To assess the impacts of these species on agricultural production the dataset of the “Encyclopaedia of arable weeds” was accessed via ADAS (Denise Ginsburg, personal communication). This dataset contains impact ratings for 233 native and non-native agricultural weeds. In contrast to the BSBI/New Atlas dataset the ADAS list does not include species that have just a few records in Britain and perhaps just occasional occurrences in arable fields.
The first result from the combination of the two datasets was that of the species first recorded since 1950 none had been recorded in the ADAS list, indicating they were all considered not to have any impact. Native weed species were on average more widely distributed than archaeophytes (species introduced before 1500) and archaeophytes wider than neophytes (introduced since 1500). However, there were no significant differences between these three groups with regard to the impact classification.
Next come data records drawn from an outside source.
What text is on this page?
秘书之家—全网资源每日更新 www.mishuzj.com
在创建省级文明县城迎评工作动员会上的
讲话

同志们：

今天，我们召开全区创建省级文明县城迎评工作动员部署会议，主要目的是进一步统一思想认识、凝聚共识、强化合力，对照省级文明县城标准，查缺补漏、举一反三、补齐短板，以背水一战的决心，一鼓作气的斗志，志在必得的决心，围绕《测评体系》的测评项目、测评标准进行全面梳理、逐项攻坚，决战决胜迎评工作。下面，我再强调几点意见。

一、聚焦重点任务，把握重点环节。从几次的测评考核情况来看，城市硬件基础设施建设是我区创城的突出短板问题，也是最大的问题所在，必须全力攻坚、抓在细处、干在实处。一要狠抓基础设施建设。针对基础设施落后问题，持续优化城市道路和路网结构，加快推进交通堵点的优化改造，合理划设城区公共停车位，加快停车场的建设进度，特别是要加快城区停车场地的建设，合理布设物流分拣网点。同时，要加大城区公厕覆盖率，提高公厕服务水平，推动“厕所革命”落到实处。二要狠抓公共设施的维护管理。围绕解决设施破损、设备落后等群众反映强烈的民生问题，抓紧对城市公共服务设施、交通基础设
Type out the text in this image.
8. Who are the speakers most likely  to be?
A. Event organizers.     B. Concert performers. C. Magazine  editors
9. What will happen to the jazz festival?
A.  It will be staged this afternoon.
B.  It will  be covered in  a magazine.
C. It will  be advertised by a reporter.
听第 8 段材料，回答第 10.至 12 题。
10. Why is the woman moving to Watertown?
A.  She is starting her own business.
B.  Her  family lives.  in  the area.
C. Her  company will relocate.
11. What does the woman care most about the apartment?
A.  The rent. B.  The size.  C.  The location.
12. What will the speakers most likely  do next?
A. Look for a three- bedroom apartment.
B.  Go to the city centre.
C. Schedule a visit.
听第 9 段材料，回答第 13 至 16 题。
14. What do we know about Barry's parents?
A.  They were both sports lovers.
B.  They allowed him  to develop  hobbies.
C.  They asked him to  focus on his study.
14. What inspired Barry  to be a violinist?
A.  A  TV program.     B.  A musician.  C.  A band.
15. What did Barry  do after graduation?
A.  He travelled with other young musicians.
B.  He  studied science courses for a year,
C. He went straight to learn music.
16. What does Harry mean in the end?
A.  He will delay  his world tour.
In conclusion it seems that all recent non-native weed introductions have been “failures” up to now. One reason for that could be that a high proportion of these records were from specialised crop productions such as ornamental bulb productions in the Isles of Scilly. Indeed, some of the species are plants used as ornamentals (e.g. Narcissus, Iris, Freesia and Ixia species) that have become established in sites where they have been cultivated previously but not spread much further in similar habitats.
However, there are also species that may not yet been widespread but could be favoured by climate change. For example Echinochloa esculenta was first recorded in 1971 and is now found in 68 hectads. The species is a serious weed for example in Australia where it has significant impacts on sorghum cultivation. Similar information was gathered for the rest of the species sample.
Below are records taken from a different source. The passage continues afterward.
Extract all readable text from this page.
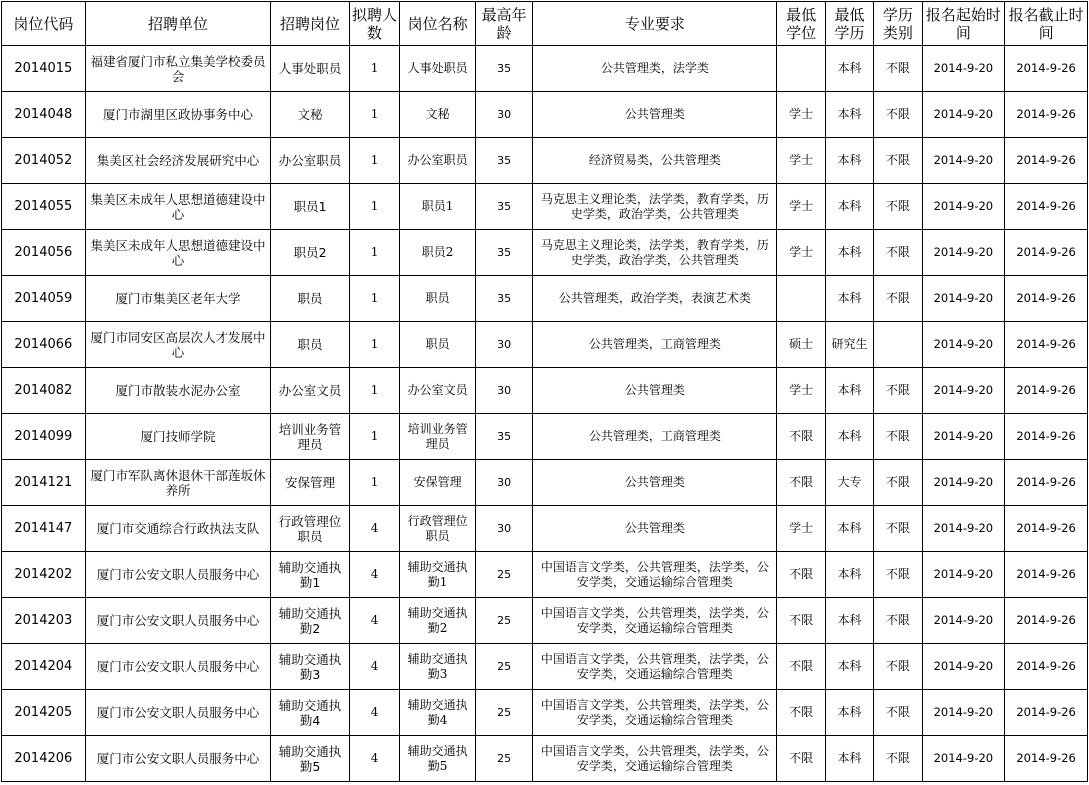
岗位代码	招聘单位	招聘岗位	拟聘人数	岗位名称	最高年龄	专业要求	最低学位	最低学历	学历类别	报名起始时间	报名截止时间
2014015	福建省厦门市私立集美学校委员会	人事处职员	1	人事处职员	35	公共管理类，法学类		本科	不限	2014-9-20	2014-9-26
2014048	厦门市湖里区政协事务中心	文秘	1	文秘	30	公共管理类	学士	本科	不限	2014-9-20	2014-9-26
2014052	集美区社会经济发展研究中心	办公室职员	1	办公室职员	35	经济贸易类，公共管理类	学士	本科	不限	2014-9-20	2014-9-26
2014055	集美区未成年人思想道德建设中心	职员1	1	职员1	35	马克思主义理论类，法学类，教育学类，历史学类，政治学类，公共管理类	学士	本科	不限	2014-9-20	2014-9-26
2014056	集美区未成年人思想道德建设中心	职员2	1	职员2	35	马克思主义理论类，法学类，教育学类，历史学类，政治学类，公共管理类	学士	本科	不限	2014-9-20	2014-9-26
2014059	厦门市集美区老年大学	职员	1	职员	35	公共管理类，政治学类，表演艺术类		本科	不限	2014-9-20	2014-9-26
2014066	厦门市同安区高层次人才发展中心	职员	1	职员	30	公共管理类，工商管理类	硕士	研究生		2014-9-20	2014-9-26
2014082	厦门市散装水泥办公室	办公室文员	1	办公室文员	30	公共管理类	学士	本科	不限	2014-9-20	2014-9-26
2014099	厦门技师学院	培训业务管理员	1	培训业务管理员	35	公共管理类，工商管理类	不限	本科	不限	2014-9-20	2014-9-26
2014121	厦门市军队离休退休干部莲坂休养所	安保管理	1	安保管理	30	公共管理类	不限	大专	不限	2014-9-20	2014-9-26
2014147	厦门市交通综合行政执法支队	行政管理位职员	4	行政管理位职员	30	公共管理类	学士	本科	不限	2014-9-20	2014-9-26
2014202	厦门市公安文职人员服务中心	辅助交通执勤1	4	辅助交通执勤1	25	中国语言文学类，公共管理类，法学类，公安学类，交通运输综合管理类	不限	本科	不限	2014-9-20	2014-9-26
2014203	厦门市公安文职人员服务中心	辅助交通执勤2	4	辅助交通执勤2	25	中国语言文学类，公共管理类，法学类，公安学类，交通运输综合管理类	不限	本科	不限	2014-9-20	2014-9-26
2014204	厦门市公安文职人员服务中心	辅助交通执勤3	4	辅助交通执勤3	25	中国语言文学类，公共管理类，法学类，公安学类，交通运输综合管理类	不限	本科	不限	2014-9-20	2014-9-26
2014205	厦门市公安文职人员服务中心	辅助交通执勤4	4	辅助交通执勤4	25	中国语言文学类，公共管理类，法学类，公安学类，交通运输综合管理类	不限	本科	不限	2014-9-20	2014-9-26
2014206	厦门市公安文职人员服务中心	辅助交通执勤5	4	辅助交通执勤5	25	中国语言文学类，公共管理类，法学类，公安学类，交通运输综合管理类	不限	本科	不限	2014-9-20	2014-9-26
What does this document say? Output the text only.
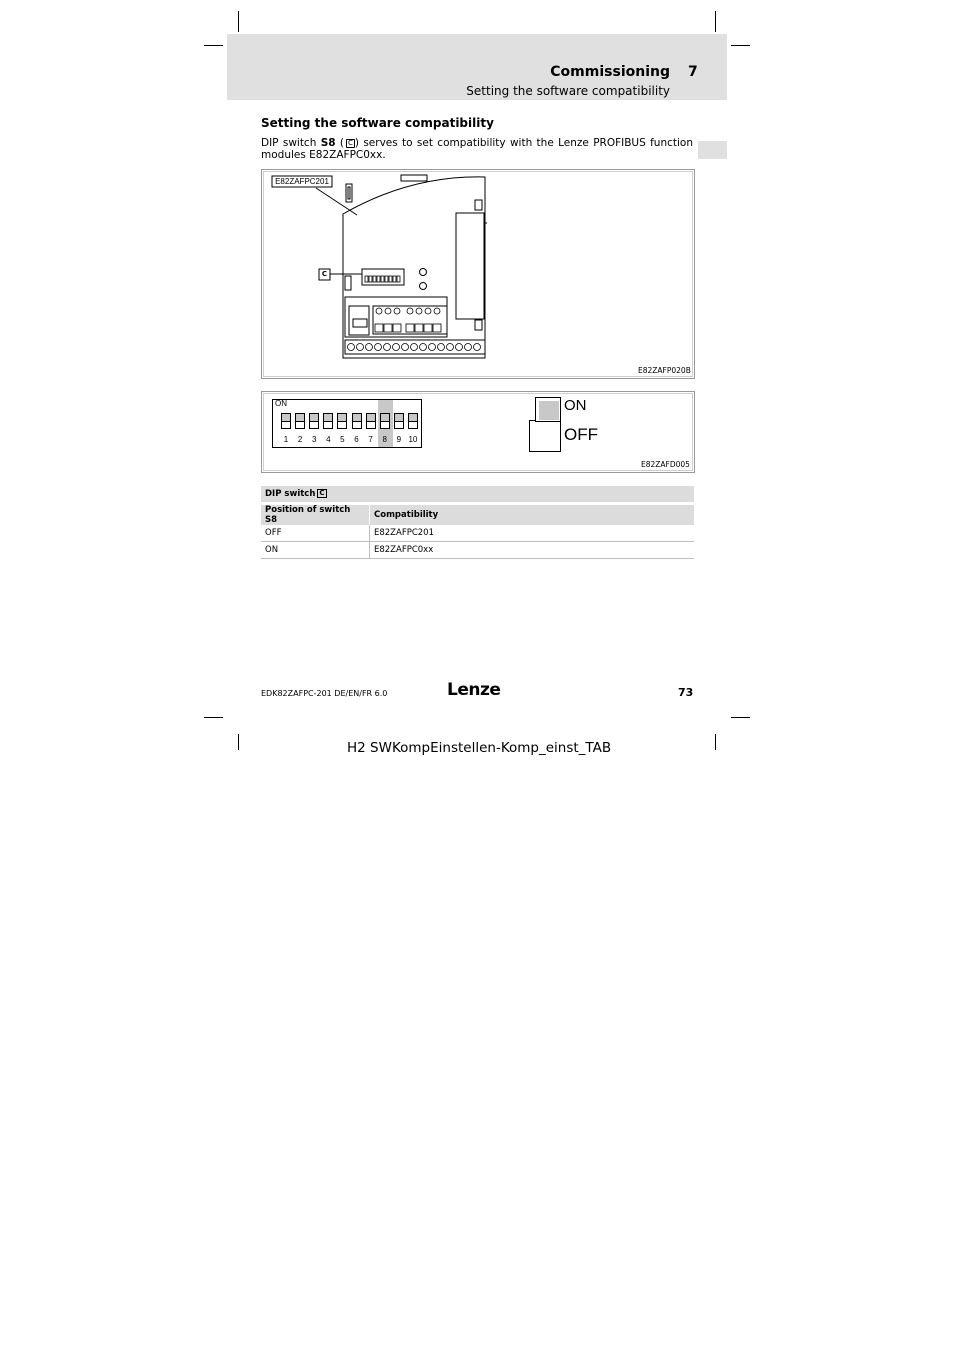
Commissioning 7
Setting the software compatibility
Setting the software compatibility
DIP switch S8 ( C ) serves to set compatibility with the Lenze PROFIBUS function modules E82ZAFPC0xx.
E82ZAFPC201
C
E82ZAFP020B
ON
1	2	3	4	5	6	7	8	9 10
ON
OFF
E82ZAFD005
DIP switch C	
Position of switch S8	Compatibility
OFF	E82ZAFPC201
ON	E82ZAFPC0xx
EDK82ZAFPC-201 DE/EN/FR 6.0	Lenze	73
H2 SWKompEinstellen-Komp_einst_TAB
Collaborations and future work
During the project valuable collaborations were established with the BSBI and ADAS with both showing interest in future collaboration on the topic and possible project funding applications. A more concrete plan exists to use the results in a research project proposal aiming to update and extent an existing online database of weeds currently maintained by Garden Organic. The grant was also highlighted in an enquiry to Defra about a possible horizon scanning project for potential future weeds in Britain (with Paul Neve and Jonathan Storkey) to which Defra so far has not responded.
A publication of the results is in preparation. However, because of the small number of species recorded since 1950 these results will be complemented by a comparative analysis with earlier introduced non-native and native agricultural weed species as well as with non-native plants introduced into different habitats since 1950. The aim of this comparison is to find out if arable habitats have been less susceptible to new introductions, and if time lags from the first record to a noticeable negative impact may be different in different habitats.